We need our sharpest business people and our best lawyers. We need to use our extensive contacts in the media world, particularly at places like Google, Amazon and YouTube. Frankly, we should be leading the way with those companies since we helped build them. We need to map out a future in which colleges control their athletic product the way the NFL protects its product.

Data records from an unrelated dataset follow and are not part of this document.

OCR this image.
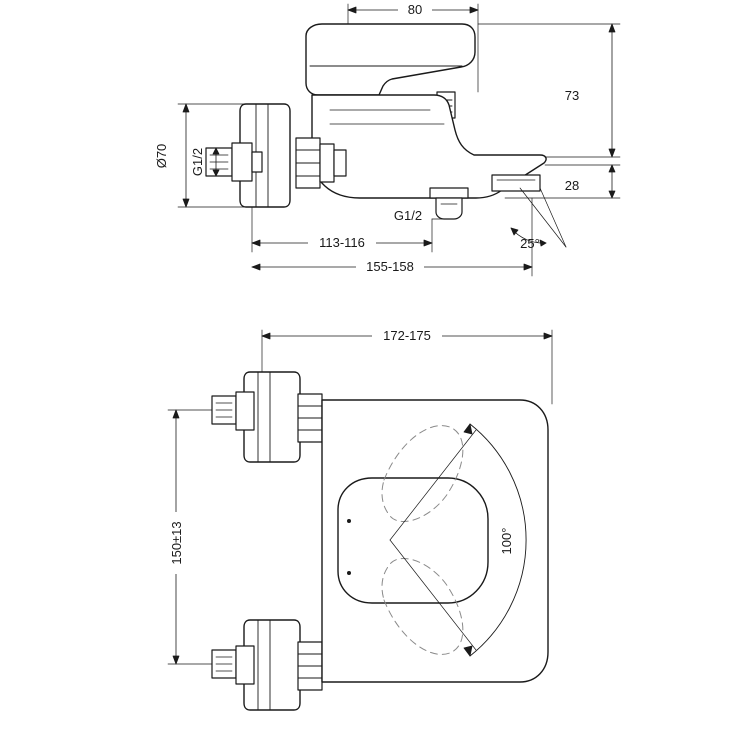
80
73
28
Ø70 G1/2
G1/2
113-116
155-158
25°
172-175
150±13	100°
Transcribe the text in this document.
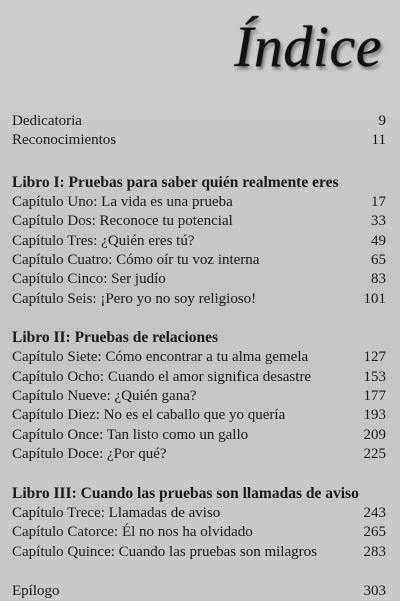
Índice
Dedicatoria	9
Reconocimientos	11
Libro I: Pruebas para saber quién realmente eres
Capítulo Uno: La vida es una prueba	17
Capítulo Dos: Reconoce tu potencial	33
Capítulo Tres: ¿Quién eres tú?	49
Capítulo Cuatro: Cómo oír tu voz interna	65
Capítulo Cinco: Ser judío	83
Capítulo Seis: ¡Pero yo no soy religioso!	101
Libro II: Pruebas de relaciones
Capítulo Siete: Cómo encontrar a tu alma gemela	127
Capítulo Ocho: Cuando el amor significa desastre	153
Capítulo Nueve: ¿Quién gana?	177
Capítulo Diez: No es el caballo que yo quería	193
Capítulo Once: Tan listo como un gallo	209
Capítulo Doce: ¿Por qué?	225
Libro III: Cuando las pruebas son llamadas de aviso
Capítulo Trece: Llamadas de aviso	243
Capítulo Catorce: Él no nos ha olvidado	265
Capítulo Quince: Cuando las pruebas son milagros	283
Epílogo	303
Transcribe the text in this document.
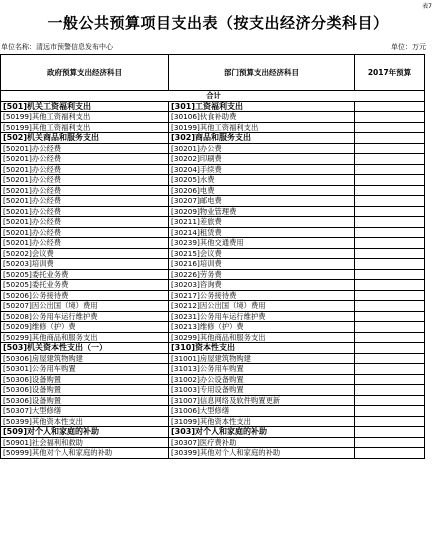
表7
一般公共预算项目支出表（按支出经济分类科目）
单位名称：清远市预警信息发布中心	单位：万元
政府预算支出经济科目	部门预算支出经济科目	2017年预算
合计		
[501]机关工资福利支出	[301]工资福利支出	
[50199]其他工资福利支出	[30106]伙食补助费	
[50199]其他工资福利支出	[30199]其他工资福利支出	
[502]机关商品和服务支出	[302]商品和服务支出	
[50201]办公经费	[30201]办公费	
[50201]办公经费	[30202]印刷费	
[50201]办公经费	[30204]手续费	
[50201]办公经费	[30205]水费	
[50201]办公经费	[30206]电费	
[50201]办公经费	[30207]邮电费	
[50201]办公经费	[30209]物业管理费	
[50201]办公经费	[30211]差旅费	
[50201]办公经费	[30214]租赁费	
[50201]办公经费	[30239]其他交通费用	
[50202]会议费	[30215]会议费	
[50203]培训费	[30216]培训费	
[50205]委托业务费	[30226]劳务费	
[50205]委托业务费	[30203]咨询费	
[50206]公务接待费	[30217]公务接待费	
[50207]因公出国（境）费用	[30212]因公出国（境）费用	
[50208]公务用车运行维护费	[30231]公务用车运行维护费	
[50209]维修（护）费	[30213]维修（护）费	
[50299]其他商品和服务支出	[30299]其他商品和服务支出	
[503]机关资本性支出（一）	[310]资本性支出	
[50306]房屋建筑物购建	[31001]房屋建筑物购建	
[50301]公务用车购置	[31013]公务用车购置	
[50306]设备购置	[31002]办公设备购置	
[50306]设备购置	[31003]专用设备购置	
[50306]设备购置	[31007]信息网络及软件购置更新	
[50307]大型修缮	[31006]大型修缮	
[50399]其他资本性支出	[31099]其他资本性支出	
[509]对个人和家庭的补助	[303]对个人和家庭的补助	
[50901]社会福利和救助	[30307]医疗费补助	
[50999]其他对个人和家庭的补助	[30399]其他对个人和家庭的补助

More than anything, we need people who are emotional stakeholders in Stanford and Cal. We need people who understand what athletics means to us and that Big Game is a symbol of something greater. We need people who stole The Axe, painted the “C” red, and/or painted bear tracks all over The Farm.

We need the energy that will be on display Saturday to carry us through the much greater battle for survival.

Jason Cole is a 1984 graduate of Stanford and longtime sportswriter, selector for the Pro Football Hall of Fame, and has authored eight books, including “Elway: A Relentless Life”. More importantly, he and his buddies once painted the “C” at Cal red with the help of a sprinkler system they planted weeks ahead of time, once built a 12 1/2-foot-tall football with laces reading “Beat Cal” and placed it under the finger of the statue of “holder” Father Junipero Serra off I-280, and is still angry from being at Cal for a flagrant robbery in 1982.